Sally Gunnell OBE, DL

Athlete, Olympian, Presenter, Olympic, World, Commonwealth and European champion hurdler.

Sally Gunnell’s career saw her win World Championships silver in 1991, Olympic gold in 1992 and World Championships gold in a world record in 1993. In the Commonwealth Games she won in gold in 1986, 1990 and 1994. She was ranked number one in the world in 1991, 1992, 1993 and 1994 and held the UK 400m hurdles record for over 20 years.

Sally Gunnell on her way to winning the 1988 WAAA Championship 100m hurdles.
Photograph Courtesy of Mark Shearman

Gunnell joined Essex Ladies as a junior in 1977. Initially a multi-eventer, she won the WAAA and English Schools Junior Championship long jump title in 1980 before going on to set UK age group heptathlon bests in 1983 and 1984 with 100m hurdles her best event of the multi-format, she set the UK junior record of 13.30 in 1984.

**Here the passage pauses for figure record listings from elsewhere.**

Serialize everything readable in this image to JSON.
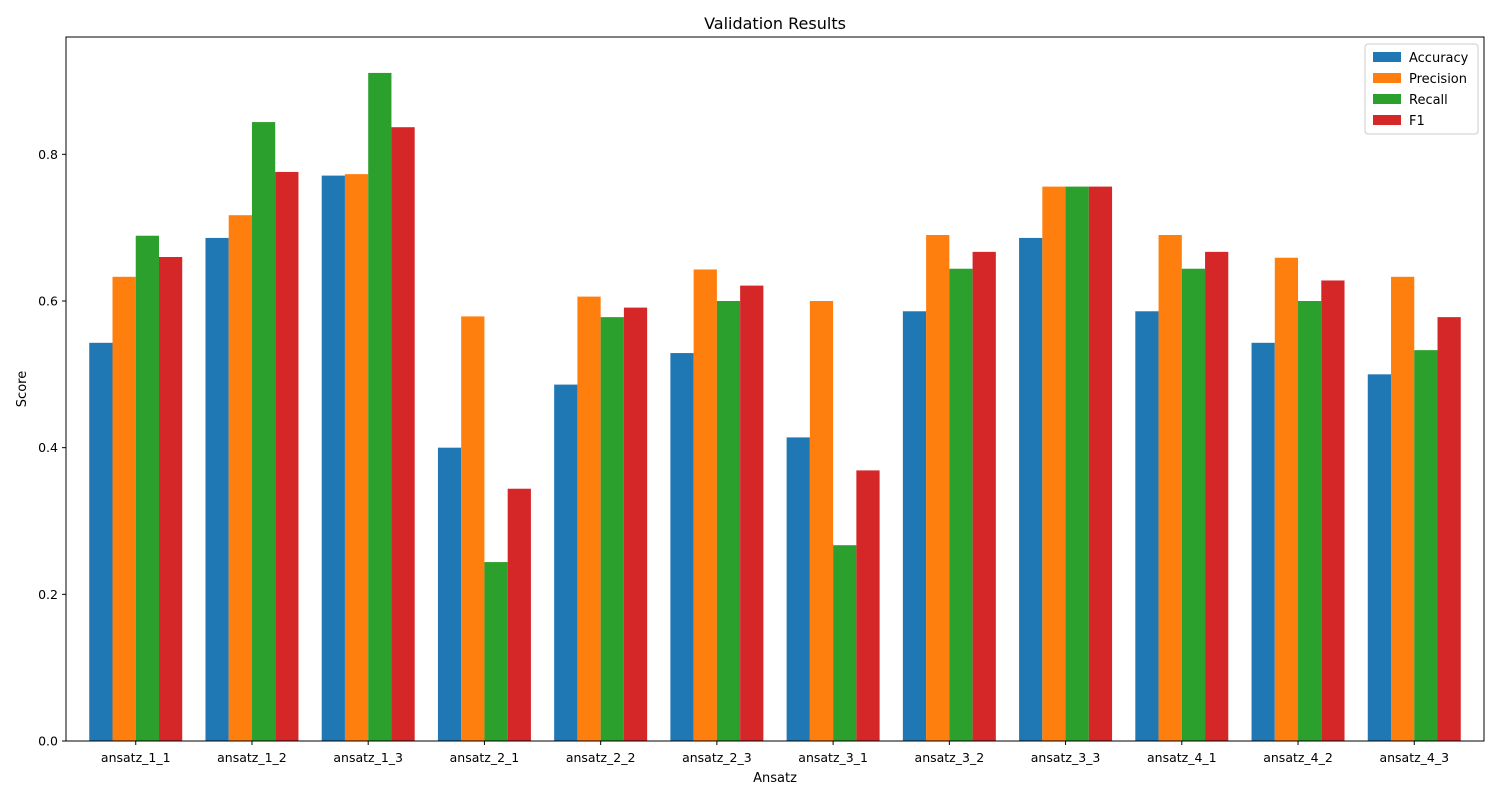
{
  "chart_data": {
    "type": "bar",
    "title": "Validation Results",
    "xlabel": "Ansatz",
    "ylabel": "Score",
    "ylim": [
      0,
      0.96
    ],
    "yticks": [
      0.0,
      0.2,
      0.4,
      0.6,
      0.8
    ],
    "ytick_labels": [
      "0.0",
      "0.2",
      "0.4",
      "0.6",
      "0.8"
    ],
    "grid": false,
    "legend_position": "top-right",
    "categories": [
      "ansatz_1_1",
      "ansatz_1_2",
      "ansatz_1_3",
      "ansatz_2_1",
      "ansatz_2_2",
      "ansatz_2_3",
      "ansatz_3_1",
      "ansatz_3_2",
      "ansatz_3_3",
      "ansatz_4_1",
      "ansatz_4_2",
      "ansatz_4_3"
    ],
    "series": [
      {
        "name": "Accuracy",
        "color": "#1f77b4",
        "values": [
          0.543,
          0.686,
          0.771,
          0.4,
          0.486,
          0.529,
          0.414,
          0.586,
          0.686,
          0.586,
          0.543,
          0.5
        ]
      },
      {
        "name": "Precision",
        "color": "#ff7f0e",
        "values": [
          0.633,
          0.717,
          0.773,
          0.579,
          0.606,
          0.643,
          0.6,
          0.69,
          0.756,
          0.69,
          0.659,
          0.633
        ]
      },
      {
        "name": "Recall",
        "color": "#2ca02c",
        "values": [
          0.689,
          0.844,
          0.911,
          0.244,
          0.578,
          0.6,
          0.267,
          0.644,
          0.756,
          0.644,
          0.6,
          0.533
        ]
      },
      {
        "name": "F1",
        "color": "#d62728",
        "values": [
          0.66,
          0.776,
          0.837,
          0.344,
          0.591,
          0.621,
          0.369,
          0.667,
          0.756,
          0.667,
          0.628,
          0.578
        ]
      }
    ]
  }
}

Sally recalls the importance of the WAAA as she was coming up:

They played a crucial and important part in my sport, navigating and organising the help and support I needed to get me through the system. Even down to being led by the late great inspiring Dame Marea Hartman!

Sally Gunnell

The inclusion of 400m hurdles, which was to become her specialist event and the one in which she won most titles began in 1987, although she kept racing both distances. At the 1990 Commonwealth Games Sally won gold in 400m hurdles, silver in the 100m hurdles and gold again as a member of the 4x400m relay team, running the third leg. She took gold in the 1992 Barcelona Olympic 400m hurdles final, and bronze in the 4x400m relay team. In 1993 she broke the world record for 400m hurdles and won the World Championships in Stuttgart. In 1994 she had victories at the European Championships, Commonwealth Games and World Cup. This incredible run of victories means that Sally is one of only a very select group of athletes to have held Olympic, World, Commonwealth and European athletics titles.

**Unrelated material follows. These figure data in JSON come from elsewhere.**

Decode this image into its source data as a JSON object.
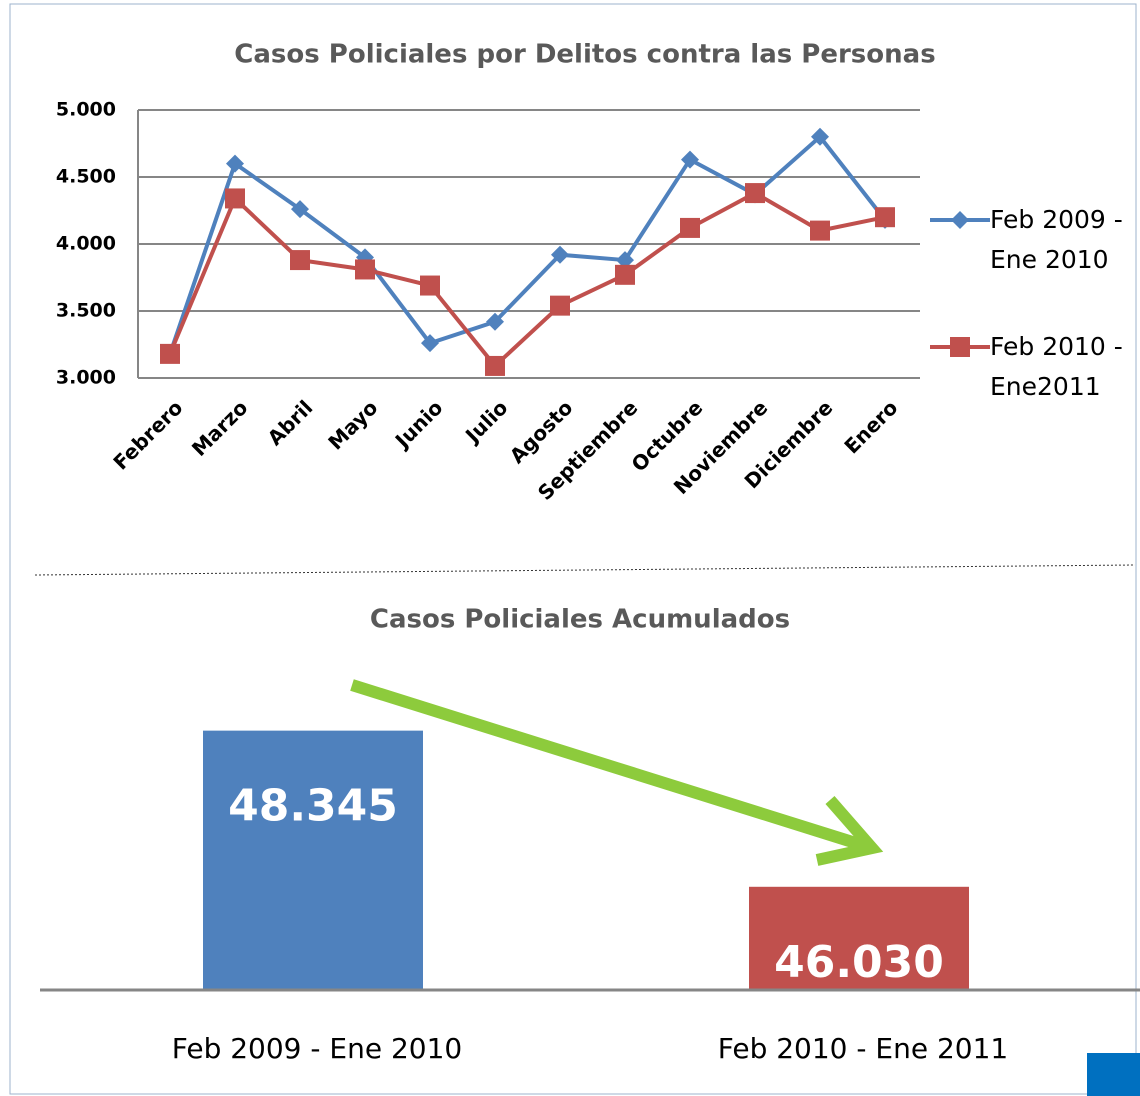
{
  "chart_data": [
    {
      "type": "line",
      "title": "Casos Policiales por Delitos contra las Personas",
      "categories": [
        "Febrero",
        "Marzo",
        "Abril",
        "Mayo",
        "Junio",
        "Julio",
        "Agosto",
        "Septiembre",
        "Octubre",
        "Noviembre",
        "Diciembre",
        "Enero"
      ],
      "series": [
        {
          "name": "Feb 2009 - Ene 2010",
          "color": "#4f81bd",
          "marker": "diamond",
          "values": [
            3180,
            4600,
            4260,
            3900,
            3260,
            3420,
            3920,
            3880,
            4630,
            4370,
            4800,
            4180
          ]
        },
        {
          "name": "Feb 2010 - Ene2011",
          "color": "#c0504d",
          "marker": "square",
          "values": [
            3180,
            4340,
            3880,
            3810,
            3690,
            3090,
            3540,
            3770,
            4120,
            4380,
            4100,
            4200
          ]
        }
      ],
      "ylim": [
        3000,
        5000
      ],
      "yticks": [
        {
          "value": 3000,
          "label": "3.000"
        },
        {
          "value": 3500,
          "label": "3.500"
        },
        {
          "value": 4000,
          "label": "4.000"
        },
        {
          "value": 4500,
          "label": "4.500"
        },
        {
          "value": 5000,
          "label": "5.000"
        }
      ],
      "grid": true,
      "legend": "right"
    },
    {
      "type": "bar",
      "title": "Casos Policiales Acumulados",
      "categories": [
        "Feb 2009 - Ene 2010",
        "Feb 2010 - Ene 2011"
      ],
      "values": [
        48345,
        46030
      ],
      "value_labels": [
        "48.345",
        "46.030"
      ],
      "colors": [
        "#4f81bd",
        "#c0504d"
      ],
      "ylim": [
        44500,
        50000
      ]
    }
  ]
}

On the influence of women in athletics Sally recalls:

When I was competing, it was a very male dominated environment. Instead of seeing that as negative I used it to fuel my motivation to compete and excel.  Equally I drew much inspiration and motivation from the female athletes around me. Collectively we wanted to show we were just as competitive as our male counterpart. We were our own, best advocates!

Sally Gunnell
Gunnell (11) on her way to winning 100m hurdles gold in Birmingham 1989, with Kay Morley (19) taking second place.
Photograph courtesy of Mark Shearman

Gunnell was awarded an MBE in 1993, an OBE in 1998, and was appointed Deputy Lieutenant of West Sussex in 2011.